Wall Street Journal(WSJ)の最近の記事によると、YouTubeで配信されている米国の料理番組が4大テレビネットワークの一つであるABCテレビのレギュラー番組となって10月から週末の午前中にお目見えするとのことです。テレビ番組のネット配信はもはや珍しくもなんともありませんが、ウエブ番組のネットワークテレビ局への進出は極めて稀なことです。
その番組名はヘルシークッキングを売り物にする「Recipe Rehab」といいます。rehabはリハビリテーションという意味で、製作がEveryday Health社ですから、ま、健康回復レシピくらいの意味合いでしょうか。今年4月にスタートしたばかりで、テレビデビューとなったのは、番組の質の高さと、「ヘルシー」をうたうという目の付け所の良さが買われたのでしょう。
このEveryday Health社のサイトを覗くと分かりますが、本業は健康情報のオンライン提供の大手で、WSJによると社員は500人を越え、サイトへの月間ユニークビジターは3000万人に達し、売り上げ高は1億3千万ドルもあるとか。それが、なぜ、新たにYouTubeにチャンネルを設けて、レシピ番組製作に乗り出したかというと、Googleの後押しがあったからです。
実は、昨年秋から、YouTubeを運営するGoogleは、1億5千万ドル(120億円)をかけて、高品質なコンテンツを提供するチャンネル増設に動いていました。Googleが作るわけではなく、ビデオ制作会社やクリエーターなどに資金を提供して、様々なジャンルの優良コンテンツを一気に増やし、その結果がどうなるかの実験を始めていました。
狙いは、より高品質なコンテンツを提供することで視聴数を高め、それをより高い広告料金に結びつけることです。その結果はどうだったか。WSJの今年7月の記事によれば、この実験の成果は上々で、100の新規チャンネルがスタートし、そのうちの10のチャンネルは、1週間当たりの平均視聴数が100万を超えているといった好成績。一方、これらのチャンネルへの広告出稿の契約高は1億5千万ドルに達したとか。早々とモトを取ったわけです。
さて、「Recipe Rehab」はテレビデビューに向けて、30分番組に体裁を整えているところですが、Everyday Health社の重役は、ABCテレビ系列で放映されることでの収入について「数百万ドル」と推定しているそうです。

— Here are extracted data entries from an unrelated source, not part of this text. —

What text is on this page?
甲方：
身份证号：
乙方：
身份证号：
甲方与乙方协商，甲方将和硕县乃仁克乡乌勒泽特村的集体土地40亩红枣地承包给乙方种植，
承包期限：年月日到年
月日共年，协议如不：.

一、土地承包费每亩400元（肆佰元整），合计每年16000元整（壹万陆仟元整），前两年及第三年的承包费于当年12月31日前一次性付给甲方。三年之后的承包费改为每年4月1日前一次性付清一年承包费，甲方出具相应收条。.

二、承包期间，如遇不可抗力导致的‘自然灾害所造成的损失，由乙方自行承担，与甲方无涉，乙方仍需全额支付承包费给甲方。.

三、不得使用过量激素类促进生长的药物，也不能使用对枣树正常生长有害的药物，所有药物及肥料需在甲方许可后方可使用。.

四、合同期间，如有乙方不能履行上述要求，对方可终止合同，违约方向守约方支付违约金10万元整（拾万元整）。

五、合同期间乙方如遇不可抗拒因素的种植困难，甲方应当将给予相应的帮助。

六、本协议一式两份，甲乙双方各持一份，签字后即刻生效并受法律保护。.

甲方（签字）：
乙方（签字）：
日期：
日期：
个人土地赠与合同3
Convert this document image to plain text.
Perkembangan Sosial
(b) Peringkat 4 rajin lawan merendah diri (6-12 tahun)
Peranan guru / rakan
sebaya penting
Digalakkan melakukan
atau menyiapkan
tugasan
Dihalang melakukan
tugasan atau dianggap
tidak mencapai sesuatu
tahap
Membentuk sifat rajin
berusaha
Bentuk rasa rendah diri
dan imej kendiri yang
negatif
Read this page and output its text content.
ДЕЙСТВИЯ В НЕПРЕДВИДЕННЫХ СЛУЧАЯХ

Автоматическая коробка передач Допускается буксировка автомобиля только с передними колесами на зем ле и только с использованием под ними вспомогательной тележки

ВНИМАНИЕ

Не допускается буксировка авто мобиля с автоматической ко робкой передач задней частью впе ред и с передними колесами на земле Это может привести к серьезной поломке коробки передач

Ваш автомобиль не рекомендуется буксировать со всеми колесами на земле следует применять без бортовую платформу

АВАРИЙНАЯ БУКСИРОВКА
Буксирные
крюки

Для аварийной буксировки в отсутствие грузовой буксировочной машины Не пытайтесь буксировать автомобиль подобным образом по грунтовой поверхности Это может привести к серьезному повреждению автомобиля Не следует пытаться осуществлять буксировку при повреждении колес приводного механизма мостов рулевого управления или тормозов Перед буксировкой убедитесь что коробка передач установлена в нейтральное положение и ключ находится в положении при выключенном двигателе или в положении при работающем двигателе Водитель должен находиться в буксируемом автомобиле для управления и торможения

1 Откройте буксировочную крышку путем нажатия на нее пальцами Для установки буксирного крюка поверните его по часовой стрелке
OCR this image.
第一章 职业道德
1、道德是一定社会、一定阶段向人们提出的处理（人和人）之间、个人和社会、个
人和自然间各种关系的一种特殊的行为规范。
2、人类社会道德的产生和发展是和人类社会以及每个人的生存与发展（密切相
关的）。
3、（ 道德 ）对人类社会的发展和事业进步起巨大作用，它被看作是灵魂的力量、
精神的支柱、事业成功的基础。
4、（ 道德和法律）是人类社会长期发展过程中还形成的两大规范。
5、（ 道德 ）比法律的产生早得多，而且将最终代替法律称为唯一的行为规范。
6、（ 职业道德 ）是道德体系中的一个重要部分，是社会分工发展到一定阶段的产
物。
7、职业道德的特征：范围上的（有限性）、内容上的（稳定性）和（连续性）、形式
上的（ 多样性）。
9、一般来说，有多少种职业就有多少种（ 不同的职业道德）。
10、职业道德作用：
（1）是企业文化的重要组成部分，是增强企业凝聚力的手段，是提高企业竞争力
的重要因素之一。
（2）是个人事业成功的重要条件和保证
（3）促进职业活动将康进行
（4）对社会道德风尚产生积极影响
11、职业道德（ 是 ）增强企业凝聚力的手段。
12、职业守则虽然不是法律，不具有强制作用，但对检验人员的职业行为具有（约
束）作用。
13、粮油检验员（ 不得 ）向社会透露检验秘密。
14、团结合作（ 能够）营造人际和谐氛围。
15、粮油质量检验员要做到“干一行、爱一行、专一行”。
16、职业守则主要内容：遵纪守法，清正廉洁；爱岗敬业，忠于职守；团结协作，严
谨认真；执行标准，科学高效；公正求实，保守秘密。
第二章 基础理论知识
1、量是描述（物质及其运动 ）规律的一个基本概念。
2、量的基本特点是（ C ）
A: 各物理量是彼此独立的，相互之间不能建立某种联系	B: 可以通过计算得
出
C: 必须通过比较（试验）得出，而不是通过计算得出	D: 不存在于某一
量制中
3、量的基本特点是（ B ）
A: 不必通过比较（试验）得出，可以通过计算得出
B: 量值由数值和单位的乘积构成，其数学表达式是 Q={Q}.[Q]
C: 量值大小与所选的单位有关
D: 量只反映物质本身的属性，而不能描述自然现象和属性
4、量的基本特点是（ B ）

また、テレビとウェブの相乗効果でさらなる集客をあてにしているようです。
繰り返しになりますが、こうした新たな動きの背景にあるのは、Googleの資金援助による高品質コンテンツの量産です。つまり、ペットの動画とか、家族ムービーとか、YouTubeが誕生した当時からの主流だったシロート動画(User Generated Video:UGV)を、Googleは切り捨てはしないでしょうが、UGVには広告を付けにくい、つけてもほとんどお金にならない。そこで、プロに資金を出して、客を呼べる高品質チャンネルを増やし、そこに高単価の広告を付けるというビジネスモデルを確立しようとしているわけです。
Googleは、今年もさらに2億ドル(160億円)を投じて、この動きを加速させる構えだそうですから、今後、Recipe Rehabのような、ウエブからテレビへの動きも、いずれ珍しくなくなるのかも知れません。